Touted as “novel of the year” in certain Indian literary circles, Shanghvi’s work certainly makes a strong case for him as a novelist to look out for. However, although “Flamingoes” does have an entertaining tale to tell, its ultimate effect is one of depression, and of helplessness. A more comprehensive editing job would also have cut out some of the more tedious metaphors that litter the books otherwise fine prose. Set in contemporary Bombay, the book charts the rise and fall of Karan, an up and coming photographer who gets swept up in Bollywood glitterati and its procession of gleaming peacocks (many of them the lost flamingoes of the title), when an intense close encounter with the murder of a local starlet, and it’s subsequent unraveling of both his life, and the rising to the surface of the seamier political side to Bombay starts to engulf him.

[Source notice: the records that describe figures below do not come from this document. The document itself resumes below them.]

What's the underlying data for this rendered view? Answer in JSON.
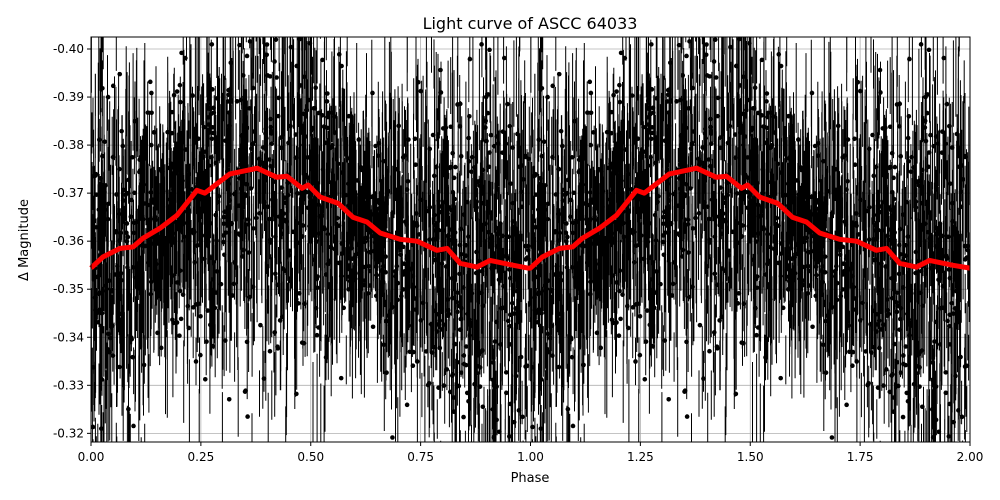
{
  "chart_data": {
    "type": "scatter",
    "title": "Light curve of ASCC 64033",
    "xlabel": "Phase",
    "ylabel": "Δ Magnitude",
    "xlim": [
      0,
      2
    ],
    "ylim": [
      -0.3182,
      -0.4025
    ],
    "y_inverted": true,
    "grid": true,
    "x_ticks": [
      "0.00",
      "0.25",
      "0.50",
      "0.75",
      "1.00",
      "1.25",
      "1.50",
      "1.75",
      "2.00"
    ],
    "y_ticks": [
      "-0.40",
      "-0.39",
      "-0.38",
      "-0.37",
      "-0.36",
      "-0.35",
      "-0.34",
      "-0.33",
      "-0.32"
    ],
    "series": [
      {
        "type": "errorbar-scatter",
        "color": "#000000",
        "description_visible": "dense black points with vertical error bars"
      },
      {
        "type": "line",
        "color": "#ff0000",
        "x": [
          0.0,
          0.027,
          0.066,
          0.096,
          0.118,
          0.157,
          0.196,
          0.241,
          0.259,
          0.316,
          0.378,
          0.423,
          0.446,
          0.48,
          0.494,
          0.521,
          0.562,
          0.596,
          0.628,
          0.658,
          0.703,
          0.742,
          0.787,
          0.81,
          0.84,
          0.878,
          0.908,
          0.96,
          0.994,
          1.0,
          1.027,
          1.066,
          1.096,
          1.118,
          1.157,
          1.196,
          1.241,
          1.259,
          1.316,
          1.378,
          1.423,
          1.446,
          1.48,
          1.494,
          1.521,
          1.562,
          1.596,
          1.628,
          1.658,
          1.703,
          1.742,
          1.787,
          1.81,
          1.84,
          1.878,
          1.908,
          1.96,
          2.0
        ],
        "y": [
          -0.3544,
          -0.3567,
          -0.3585,
          -0.3588,
          -0.3606,
          -0.3627,
          -0.3654,
          -0.3706,
          -0.37,
          -0.374,
          -0.3752,
          -0.3733,
          -0.3735,
          -0.371,
          -0.3717,
          -0.3692,
          -0.3679,
          -0.365,
          -0.364,
          -0.3617,
          -0.3604,
          -0.36,
          -0.3581,
          -0.3585,
          -0.3554,
          -0.3546,
          -0.356,
          -0.355,
          -0.3544,
          -0.3544,
          -0.3567,
          -0.3585,
          -0.3588,
          -0.3606,
          -0.3627,
          -0.3654,
          -0.3706,
          -0.37,
          -0.374,
          -0.3752,
          -0.3733,
          -0.3735,
          -0.371,
          -0.3717,
          -0.3692,
          -0.3679,
          -0.365,
          -0.364,
          -0.3617,
          -0.3604,
          -0.36,
          -0.3581,
          -0.3585,
          -0.3554,
          -0.3546,
          -0.356,
          -0.355,
          -0.3544
        ]
      }
    ]
  }
}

It’s not a tale for the fainthearted, his gay, retired pianist friend is dying of AIDS, while retributions and warnings not to testify at a trial lead to graphic descriptions of a dogs death, whisked away on it’s lead by a passing car and deliberately dashed against a street light, its eyes popping out upon impact provide both strong visual images, at once both disturbing, yet compellingly believable. However, ultimately the book disappoints, and as a tale of contemporary Bombay sleaze, is rather wide of the mark. Nonetheless, the author has proven himself as a strong voice in urban Indian literature, and if the content can be difficult to digest, he makes a good case of a story well, if somewhat luridly told.

 

“That Singular Person Called Lear” – Susan Chitty

Edward Lear was a Victorian era British gentleman, known both for his nonsense verse such as “The Owl & The Pussycat”, limericks, as well as for his paintings, many of which are now held in high regard by collectors, especially of ornithological art. This biography of his life is a comprehensive, sympathetic and well researched account of what was a full, yet to the subject, melancholy and unsatisfactory life (Lear is presumed to have been a closet homosexual with no outlet for his sexuality). It is a stark contrast in the man’s psyche to read of the wonderfully silly limericks and drawings he composed for children, his taste for adventure travel, and his tendency towards depression and the ‘morbids’ as he called them. Life did also not help Lear by making him an epileptic, and painfully shy. Yet his imagination, and the sheer technical brilliance of his drawings, demonstrate a man of exceptional talent, yet still impaired with the never ending devilment of the tears of a clown. This book is an excellent companion to anyone who has enjoyed either Lears nonsense verse as a child, or his immaculate drawings and landscapes as an adult, and permits a rare look into the mind of a man both so individually tortured, and supremely gifted.